ADDRESSES: Office—Department of American Studies and Literature, University of Texas at Dallas, P.O. Box 830688 GR26, Richardson, TX 75083-0688; fax: 972-883-2440. E-mail—[email protected].
CAREER: Duke University, Durham, NC, instructor in English, 1993-95, Simone de Beauvoir Instructor in Literature, 1996-97, fellow at Center for Teaching and Learning, 1995-96; University of Texas at Dallas, Richardson, assistant professor, 1997-2003, associate professor of American studies and literature, 2003—, McDermott Scholars faculty fellow, 2000-02, and associate director of Gender Studies Program. Mellon fellowship in the humanities, 1991-96; guest on media programs; public speaker.
MEMBER: American Studies Association (chair of Wise-Susman Prize Committee, 1999, and Women's Committee, 2001-02), Modern Language Association of America, Society for the History of Authorship, Reading, and Publishing, American Academy of Religion, Research Society for American Periodicals, Phi Beta Kappa.

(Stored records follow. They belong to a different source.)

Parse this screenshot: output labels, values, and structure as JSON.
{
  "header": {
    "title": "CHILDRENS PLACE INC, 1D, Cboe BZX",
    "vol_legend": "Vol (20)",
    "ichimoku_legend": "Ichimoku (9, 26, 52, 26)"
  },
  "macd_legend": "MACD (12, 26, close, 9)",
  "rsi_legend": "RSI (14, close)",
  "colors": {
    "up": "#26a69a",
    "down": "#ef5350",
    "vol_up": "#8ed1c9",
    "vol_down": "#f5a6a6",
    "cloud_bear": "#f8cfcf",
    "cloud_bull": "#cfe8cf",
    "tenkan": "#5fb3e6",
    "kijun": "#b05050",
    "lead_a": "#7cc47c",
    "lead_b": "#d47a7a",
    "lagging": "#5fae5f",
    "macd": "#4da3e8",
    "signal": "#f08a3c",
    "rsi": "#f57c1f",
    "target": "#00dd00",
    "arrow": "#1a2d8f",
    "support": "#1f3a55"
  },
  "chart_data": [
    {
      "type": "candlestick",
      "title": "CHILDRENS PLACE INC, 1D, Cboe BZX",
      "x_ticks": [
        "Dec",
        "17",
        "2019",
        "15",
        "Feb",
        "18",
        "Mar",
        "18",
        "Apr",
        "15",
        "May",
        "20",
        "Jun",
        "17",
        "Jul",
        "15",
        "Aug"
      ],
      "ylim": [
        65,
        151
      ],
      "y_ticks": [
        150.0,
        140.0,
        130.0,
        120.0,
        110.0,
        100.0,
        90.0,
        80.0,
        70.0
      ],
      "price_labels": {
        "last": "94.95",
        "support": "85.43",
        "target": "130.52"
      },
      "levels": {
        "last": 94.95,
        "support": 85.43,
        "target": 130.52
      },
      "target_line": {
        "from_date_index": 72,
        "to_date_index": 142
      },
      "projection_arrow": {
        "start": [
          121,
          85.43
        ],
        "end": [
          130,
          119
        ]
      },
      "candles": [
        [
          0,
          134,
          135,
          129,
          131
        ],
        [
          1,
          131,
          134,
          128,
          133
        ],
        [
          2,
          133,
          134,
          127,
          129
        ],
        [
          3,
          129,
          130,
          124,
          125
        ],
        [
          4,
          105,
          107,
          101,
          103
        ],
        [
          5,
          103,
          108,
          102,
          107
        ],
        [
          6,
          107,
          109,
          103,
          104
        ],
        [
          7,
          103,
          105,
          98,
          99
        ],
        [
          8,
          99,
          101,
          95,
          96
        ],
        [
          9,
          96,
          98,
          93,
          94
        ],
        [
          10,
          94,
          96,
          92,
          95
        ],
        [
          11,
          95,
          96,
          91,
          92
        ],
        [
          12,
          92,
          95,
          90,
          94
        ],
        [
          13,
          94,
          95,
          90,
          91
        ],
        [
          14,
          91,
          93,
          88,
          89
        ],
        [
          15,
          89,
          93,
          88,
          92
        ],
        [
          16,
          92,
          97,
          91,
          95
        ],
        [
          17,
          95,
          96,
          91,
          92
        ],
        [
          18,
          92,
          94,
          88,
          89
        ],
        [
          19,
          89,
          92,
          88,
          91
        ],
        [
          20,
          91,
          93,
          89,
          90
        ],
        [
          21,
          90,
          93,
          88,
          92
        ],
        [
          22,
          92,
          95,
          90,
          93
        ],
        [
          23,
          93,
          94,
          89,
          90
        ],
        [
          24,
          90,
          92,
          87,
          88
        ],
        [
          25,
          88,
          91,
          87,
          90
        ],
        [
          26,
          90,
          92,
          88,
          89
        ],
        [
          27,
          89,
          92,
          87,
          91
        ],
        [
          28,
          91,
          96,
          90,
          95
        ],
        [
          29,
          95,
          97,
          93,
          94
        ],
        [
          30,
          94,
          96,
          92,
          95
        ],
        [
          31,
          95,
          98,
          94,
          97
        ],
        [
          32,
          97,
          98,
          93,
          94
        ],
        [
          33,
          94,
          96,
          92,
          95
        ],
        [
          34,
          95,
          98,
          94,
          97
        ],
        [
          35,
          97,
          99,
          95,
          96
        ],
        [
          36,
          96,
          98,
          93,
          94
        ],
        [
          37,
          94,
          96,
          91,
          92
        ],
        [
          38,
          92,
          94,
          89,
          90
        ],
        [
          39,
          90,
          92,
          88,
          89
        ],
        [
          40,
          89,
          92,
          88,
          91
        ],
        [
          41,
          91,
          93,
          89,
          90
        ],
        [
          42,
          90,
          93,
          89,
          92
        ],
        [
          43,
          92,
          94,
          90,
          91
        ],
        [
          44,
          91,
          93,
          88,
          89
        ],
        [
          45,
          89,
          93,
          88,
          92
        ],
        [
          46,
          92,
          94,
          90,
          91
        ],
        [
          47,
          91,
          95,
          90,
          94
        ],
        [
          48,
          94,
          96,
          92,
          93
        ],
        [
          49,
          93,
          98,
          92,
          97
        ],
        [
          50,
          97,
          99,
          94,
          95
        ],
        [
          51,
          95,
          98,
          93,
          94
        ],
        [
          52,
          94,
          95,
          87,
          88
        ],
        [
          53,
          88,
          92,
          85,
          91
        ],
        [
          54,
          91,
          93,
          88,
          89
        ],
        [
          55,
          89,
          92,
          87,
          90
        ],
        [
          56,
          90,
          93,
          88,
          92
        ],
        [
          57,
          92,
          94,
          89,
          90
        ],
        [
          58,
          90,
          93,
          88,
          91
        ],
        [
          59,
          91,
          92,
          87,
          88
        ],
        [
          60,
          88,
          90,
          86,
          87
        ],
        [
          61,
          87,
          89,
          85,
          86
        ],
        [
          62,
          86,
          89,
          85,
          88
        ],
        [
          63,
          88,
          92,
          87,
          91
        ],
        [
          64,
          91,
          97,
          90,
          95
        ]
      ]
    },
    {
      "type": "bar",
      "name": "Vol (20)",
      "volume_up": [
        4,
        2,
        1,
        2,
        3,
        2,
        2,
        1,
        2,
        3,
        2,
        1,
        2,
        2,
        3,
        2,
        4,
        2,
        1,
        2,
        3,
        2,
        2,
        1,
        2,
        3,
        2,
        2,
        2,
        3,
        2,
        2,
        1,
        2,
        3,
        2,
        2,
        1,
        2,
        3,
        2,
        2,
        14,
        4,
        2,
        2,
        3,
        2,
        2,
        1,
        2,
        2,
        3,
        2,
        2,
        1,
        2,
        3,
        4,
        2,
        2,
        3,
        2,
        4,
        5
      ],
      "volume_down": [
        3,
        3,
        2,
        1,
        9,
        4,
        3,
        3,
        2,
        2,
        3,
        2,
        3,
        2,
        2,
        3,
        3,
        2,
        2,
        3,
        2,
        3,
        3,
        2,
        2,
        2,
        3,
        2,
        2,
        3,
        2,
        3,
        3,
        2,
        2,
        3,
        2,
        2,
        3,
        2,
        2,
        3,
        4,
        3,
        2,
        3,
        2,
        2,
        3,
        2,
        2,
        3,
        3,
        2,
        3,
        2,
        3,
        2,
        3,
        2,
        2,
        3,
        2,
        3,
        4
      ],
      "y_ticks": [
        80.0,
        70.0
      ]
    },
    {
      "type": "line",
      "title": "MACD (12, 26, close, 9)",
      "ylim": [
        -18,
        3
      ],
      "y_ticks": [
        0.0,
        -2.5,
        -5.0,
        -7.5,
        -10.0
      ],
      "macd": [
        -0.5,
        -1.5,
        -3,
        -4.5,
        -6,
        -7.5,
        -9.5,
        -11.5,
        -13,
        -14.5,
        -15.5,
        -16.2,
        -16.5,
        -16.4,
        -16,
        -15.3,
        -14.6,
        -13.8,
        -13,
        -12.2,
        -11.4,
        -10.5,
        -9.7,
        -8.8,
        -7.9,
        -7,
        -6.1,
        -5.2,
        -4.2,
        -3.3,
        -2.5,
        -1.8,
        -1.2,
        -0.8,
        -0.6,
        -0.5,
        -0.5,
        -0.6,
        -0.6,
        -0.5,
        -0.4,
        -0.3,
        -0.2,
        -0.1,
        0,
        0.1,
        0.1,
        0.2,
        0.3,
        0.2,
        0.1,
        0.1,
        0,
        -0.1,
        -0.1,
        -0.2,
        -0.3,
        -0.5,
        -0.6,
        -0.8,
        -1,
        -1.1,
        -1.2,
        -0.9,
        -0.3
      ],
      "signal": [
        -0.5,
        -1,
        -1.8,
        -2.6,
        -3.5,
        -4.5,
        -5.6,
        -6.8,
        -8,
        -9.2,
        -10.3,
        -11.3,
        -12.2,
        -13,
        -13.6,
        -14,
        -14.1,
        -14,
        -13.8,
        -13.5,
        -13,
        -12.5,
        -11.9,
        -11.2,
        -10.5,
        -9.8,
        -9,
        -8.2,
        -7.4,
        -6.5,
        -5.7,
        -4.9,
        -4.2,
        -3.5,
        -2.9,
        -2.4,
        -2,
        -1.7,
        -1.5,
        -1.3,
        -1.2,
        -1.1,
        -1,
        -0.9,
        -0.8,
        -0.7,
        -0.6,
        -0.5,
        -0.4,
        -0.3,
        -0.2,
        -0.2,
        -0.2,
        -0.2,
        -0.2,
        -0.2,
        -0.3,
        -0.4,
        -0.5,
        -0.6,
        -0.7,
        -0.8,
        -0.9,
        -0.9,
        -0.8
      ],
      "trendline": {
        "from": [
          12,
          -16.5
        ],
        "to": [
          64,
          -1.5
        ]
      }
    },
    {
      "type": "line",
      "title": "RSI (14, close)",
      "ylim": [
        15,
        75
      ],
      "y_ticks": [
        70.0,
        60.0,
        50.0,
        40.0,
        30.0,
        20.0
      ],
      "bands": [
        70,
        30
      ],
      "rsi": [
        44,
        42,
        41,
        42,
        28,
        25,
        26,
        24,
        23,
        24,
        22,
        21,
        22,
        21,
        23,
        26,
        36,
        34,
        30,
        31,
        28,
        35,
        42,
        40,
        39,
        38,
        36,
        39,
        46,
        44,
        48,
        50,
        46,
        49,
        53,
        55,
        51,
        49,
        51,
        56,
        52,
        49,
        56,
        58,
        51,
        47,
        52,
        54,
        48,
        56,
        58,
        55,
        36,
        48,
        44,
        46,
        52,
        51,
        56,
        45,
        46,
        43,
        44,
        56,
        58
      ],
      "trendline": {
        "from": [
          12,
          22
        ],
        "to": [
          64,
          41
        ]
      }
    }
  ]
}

AWARDS, HONORS: Grants from Louisville Institute and National Endowment for the Humanities, 2002; fellow, National Humanities Center, 2002-03.
WRITINGS:
Hard-boiled: Working-Class Readers and Pulp Magazines, Temple University Press (Philadelphia, PA), 2000.
Contributor to books, including Scorned Literature: Essays on the History and Criticism of Popular Mass-Produced Fiction in America, edited by Lydia Schurman and Deidre Johnson, Greenwood Press (Westport, CT), 2001; and Reading Sites, edited by Elizabeth Flynn and Patrocinio Schweickart, Modern Language Association Press (New York, NY), 2004. Contributor of articles, essays, and reviews to periodicals, including Frontiers, Radical Teacher, and Book History.
WORK IN PROGRESS: Souls and Commodities: Liberal Religion and Print Culture in Twentieth-Century America.
SIDELIGHTS: Erin A. Smith told CA: "I am a literary scholar who writes about American popular books in the twentieth century. My first book, Hard-boiled: Working-Class Readers and Pulp Magazines, explores hard-boiled detective stories published in pulp magazines and cheap paperbacks in the 1920s, 1930s, and 1940s, and the working-class men who were their targeted readers. I am currently at work on a book about popular religious books in twentieth-century America. Both projects examine books and readers left out of traditional literary history. My mission is to write a history of reading in America that looks a little less like the Social Register and a little more like the American reading public. I hope to write books that engage readers inside and outside universities."